Being Harold Pinter
nytheatre.com review by David Gordon
January 6, 2011
Of Being Harold Pinter, a spectacularly powerful theatre piece by the Belarus Free Theatre, Pinter himself remarked “I felt proud of what I’d written.” The 75-minute piece is a startling, unsettling commentary on the power struggles which exist amongst Pinter’s characters in comparison to the inherent powerlessness of the Belorussian people.
That the members of Belarus Free Theatre are able to perform this piece here in New York, at La MaMa, is a miracle on its own. It was reported that they essentially had to be smuggled out of their country in the back of trucks. One of the stage managers had been in jail up until New Year’s Eve. Program biographies proudly display how almost everyone in the company has been arrested, or beaten, or jailed, or all three, for the sake of their underground art.
Directed by Vladimir Scherban, Being Harold Pinter is, for the most part, a collage of excerpts from Pinter’s work. It begins with a spill, a fall Pinter took, leading the media to pronounce his death—only to retract it when the announcement of his winning the Nobel Prize took place. This spill is represented on stage, in a simple, gasp-inducing gesture of one actor spray painting red the forehead of another.

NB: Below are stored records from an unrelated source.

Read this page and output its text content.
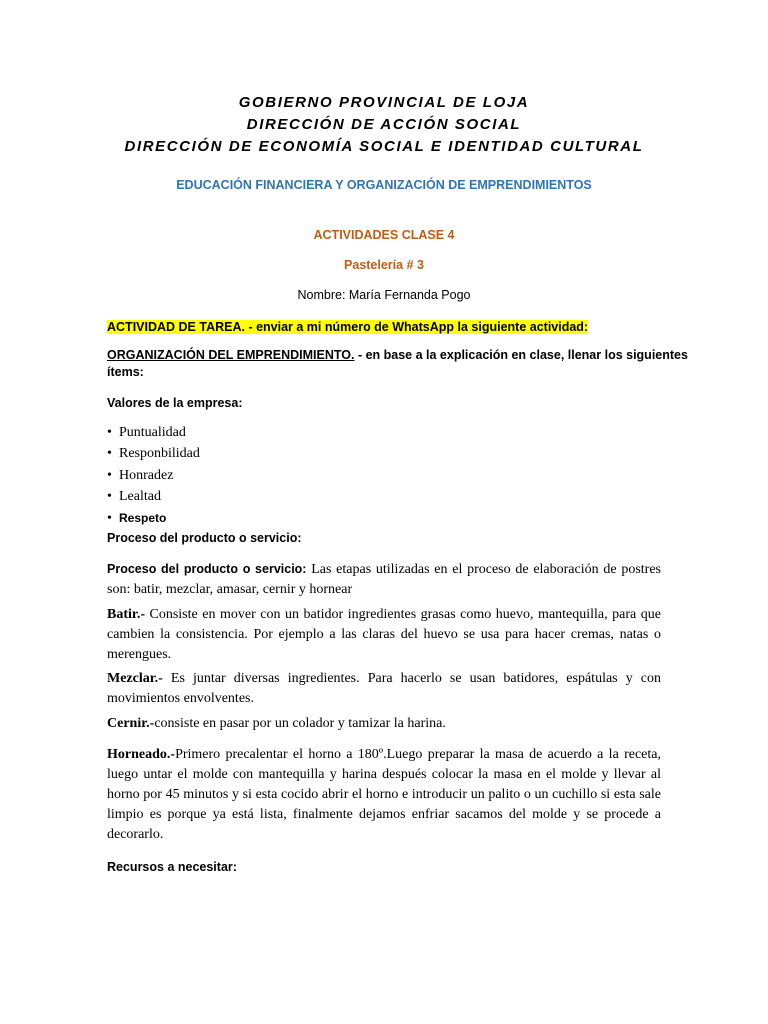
GOBIERNO PROVINCIAL DE LOJA
DIRECCIÓN DE ACCIÓN SOCIAL
DIRECCIÓN DE ECONOMÍA SOCIAL E IDENTIDAD CULTURAL
EDUCACIÓN FINANCIERA Y ORGANIZACIÓN DE EMPRENDIMIENTOS
ACTIVIDADES CLASE 4
Pastelería # 3
Nombre: María Fernanda Pogo
ACTIVIDAD DE TAREA. - enviar a mi número de WhatsApp la siguiente actividad:
ORGANIZACIÓN DEL EMPRENDIMIENTO. - en base a la explicación en clase, llenar los siguientes
ítems:
Valores de la empresa:
• Puntualidad
• Responbilidad
• Honradez
• Lealtad
• Respeto
Proceso del producto o servicio:
Proceso del producto o servicio: Las etapas utilizadas en el proceso de elaboración de postres son: batir, mezclar, amasar, cernir y hornear
Batir.- Consiste en mover con un batidor ingredientes grasas como huevo, mantequilla, para que cambien la consistencia. Por ejemplo a las claras del huevo se usa para hacer cremas, natas o merengues.
Mezclar.- Es juntar diversas ingredientes. Para hacerlo se usan batidores, espátulas y con movimientos envolventes.
Cernir.-consiste en pasar por un colador y tamizar la harina.
Horneado.-Primero precalentar el horno a 180º.Luego preparar la masa de acuerdo a la receta, luego untar el molde con mantequilla y harina después colocar la masa en el molde y llevar al horno por 45 minutos y si esta cocido abrir el horno e introducir un palito o un cuchillo si esta sale limpio es porque ya está lista, finalmente dejamos enfriar sacamos del molde y se procede a decorarlo.
Recursos a necesitar:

That the company is dressed in black and white adds to the power.
Through excerpts from his Nobel speech, we learn first how he worked as he wrote: the characters, initially nameless, told him where to go. Perhaps, as in The Homecoming, it began with a question. Or, in Old Times, it began with a single word. As the actors perform segments from these two plays, we begin to see the ambiguities of relationships and power struggles and violence.

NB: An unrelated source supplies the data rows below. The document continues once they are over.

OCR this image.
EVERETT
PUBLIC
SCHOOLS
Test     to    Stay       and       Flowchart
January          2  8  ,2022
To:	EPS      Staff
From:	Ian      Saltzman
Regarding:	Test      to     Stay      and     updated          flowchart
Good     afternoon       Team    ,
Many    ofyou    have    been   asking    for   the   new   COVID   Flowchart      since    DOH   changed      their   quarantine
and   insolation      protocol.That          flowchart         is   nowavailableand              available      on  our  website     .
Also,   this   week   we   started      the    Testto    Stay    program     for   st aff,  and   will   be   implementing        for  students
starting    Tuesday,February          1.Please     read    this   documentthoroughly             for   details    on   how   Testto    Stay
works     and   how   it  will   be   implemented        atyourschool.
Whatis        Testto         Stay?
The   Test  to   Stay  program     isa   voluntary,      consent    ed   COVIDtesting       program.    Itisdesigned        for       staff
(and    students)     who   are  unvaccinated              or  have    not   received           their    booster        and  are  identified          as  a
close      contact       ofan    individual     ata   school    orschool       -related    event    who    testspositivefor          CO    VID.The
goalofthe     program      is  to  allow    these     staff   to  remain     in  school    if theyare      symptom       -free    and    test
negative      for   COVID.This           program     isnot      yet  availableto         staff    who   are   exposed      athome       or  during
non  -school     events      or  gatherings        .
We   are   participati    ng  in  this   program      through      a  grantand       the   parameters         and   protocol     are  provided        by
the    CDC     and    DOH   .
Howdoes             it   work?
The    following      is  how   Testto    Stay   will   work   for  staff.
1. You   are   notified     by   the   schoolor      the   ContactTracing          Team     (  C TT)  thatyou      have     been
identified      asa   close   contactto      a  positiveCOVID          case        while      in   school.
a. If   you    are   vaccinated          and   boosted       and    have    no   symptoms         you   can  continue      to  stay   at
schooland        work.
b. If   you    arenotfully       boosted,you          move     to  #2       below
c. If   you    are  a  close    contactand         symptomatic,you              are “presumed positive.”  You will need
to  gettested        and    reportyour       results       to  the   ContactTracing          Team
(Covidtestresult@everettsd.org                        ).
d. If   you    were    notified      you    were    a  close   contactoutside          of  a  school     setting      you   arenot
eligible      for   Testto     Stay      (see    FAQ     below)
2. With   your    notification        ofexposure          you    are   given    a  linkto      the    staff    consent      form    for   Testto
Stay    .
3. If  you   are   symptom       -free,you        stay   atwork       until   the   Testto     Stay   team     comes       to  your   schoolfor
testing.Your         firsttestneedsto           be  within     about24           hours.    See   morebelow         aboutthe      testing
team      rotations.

“Truth in drama is forever elusive,” he says in the speech; realizing that, Scherban’s piece then segues into Pinter’s more overtly political plays, chilling works like One for the Road, during which an interrogator ambiguously interrogates—and not so ambiguously tortures—a powerless family of political prisoners.
As Being Harold Pinter winds down, with excerpts from Mountain Language and Ashes to Ashes, we realize we’re no longer hearing Pinter’s words, but words from actual Belorussian political prisoners. By this point, the entire space has been engulfed in darkness. We have witnessed the performers, the people on stage, be subjected to inhuman violence and humiliation. It is shocking and unforgettable, thanks to Scherban’s stark theatricality, a seven-member company that brings a great deal of power to Pinter’s words, all of which are spoken in Russian with English supertitles, and knowing that, no matter how ambiguous the torture and violence could be, in reality, these things do and still happen.
Of writing political plays, Pinter said in his Nobel speech, “Sermonizing has to be avoided at all cost. Objectivity is essential.” With the freedoms we have, it’s hard to be objective. Yet Pinter, a passionate political activist, managed to be objective while still creating startling commentaries on the torture and violence that exists. There is no doubt that the real-life experiences of the Belarus Free Theatre has informed its work and we are extraordinarily luckily that they are able to share it with us.